И перед тем, как навсегда скончаться
Он завещал кисет и все слова...
Просил получше в деле разобраться
И тихо крикнул: Сталин — голова![78]
...После своих удручающих переживаний на «осударевой дороге», то есть на захламленных карельских лесосеках, добитых пожарами, прошел Рональд Алексеевич и весь Беломорско-Балтийский канал, вверх и вниз на грузовых судах, где в кают-компаниях читал экипажам литературные лекции. Команды этих судов хорошо питаются, успевают и за грибами сходить на стоянках, и рыбки половить...
Канал оказался расширенным и несколько перестроенным против первоначальных своих габаритов и параметров, установленных для этого водного пути инженерами ГУЛАГа, вольными и заключенными. Однако и после частичной реконструкции и восстановления военных повреждений Беломорканал по-прежнему остался типичным памятником сталинской эпохи...
И порядки сохранились здесь почти прежние. Стрелки военизированной охраны шлюзов и причалов зверски рычат и клацают затворами винтовок, как только завидят издали приближающегося человека. Двухэтажные коттеджи финского стиля, явно заимствованные у западных и северных соседей, первоначально предназначались исключительно «для белых», то есть первых, а сооружения стиля баракко — для вторых. Такое разделение сохраняется и ныне коттеджи служат начальству, баракко — рабочим...
Во всем антураже по берегам сохраняется зловещий почерк ГУЛАГа. В некотором удалении от трассы канала и шлюзовых сооружений, по-прежнему расположены крупные лагерные пункты и колонны. В частности, огромный лагерь с вышками и колючей проволокой господствует над береговым пейзажем поселка Надвойцы, если смотреть с корабля. Поселок неряшлив, портит красивое побережье просторного Выг-озера, чье зеркало теперь стало выше прежнего, затопив былое устье реки Выг, некогда бурной и капризной, исстари известной суровыми монашескими, скитами м старообрядческим монастырем. Даже следов его Рональду обнаружить не удалось... А среди уличных прохожих поселка Надвойцы он встречал многих бесконвойных заключенных в темных робах, беседовал с ними исподволь и понял, что нынешние гулаговские лагерные порядки кое в чем даже посуровее сталинских, только самое число заключенных, по-видимому, вдесятеро меньше...

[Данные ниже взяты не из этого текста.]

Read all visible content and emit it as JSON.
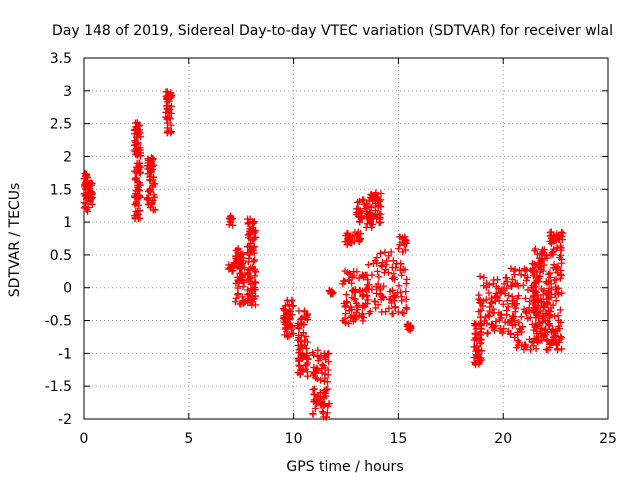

...Свой водный путь Рональд Алексеевич на сей раз закончил в невской столице, предварительно побывав в бывшем Кексгольме, переименованием в Приозерск, и на острове Валааме, где суток трое с отвращением наблюдал туристское надругательство над памятниками высокой и древней духовной и строительной культуры. С Валаама проплыл до самого невского устья, расстался с гостеприимным экипажем, которому предстоял отсюда заграничный рейс, и вернулся «Красной стрелой» в Москву.
Это странствие или как сам он называл такие поездки «паломничество души» было для него обычным, продлилось не дольше других его писательских походов, но именно в этот раз с особенной наглядностью предстали его непредубежденному взору все плюсы и минусы, все зримые последствия политики ленинизма в стране, некогда носившей высокое имя РОССИЯ.
Ленин это имя отнял, настоял на том, чтобы именовать большевизированную страну Российской Советской Федеративной Социалистической Республикой. Возможно, он с радостью отделался бы вовсе от словечка «российской», как потом пытался отделаться от русского алфавита — кириллицы, от русской церковности с ее патриархом Тихоном, сломленным окончательно уже после того, как сам мумифицированный вождь возлег в своей ступенчатой пирамиде посреди Москвы...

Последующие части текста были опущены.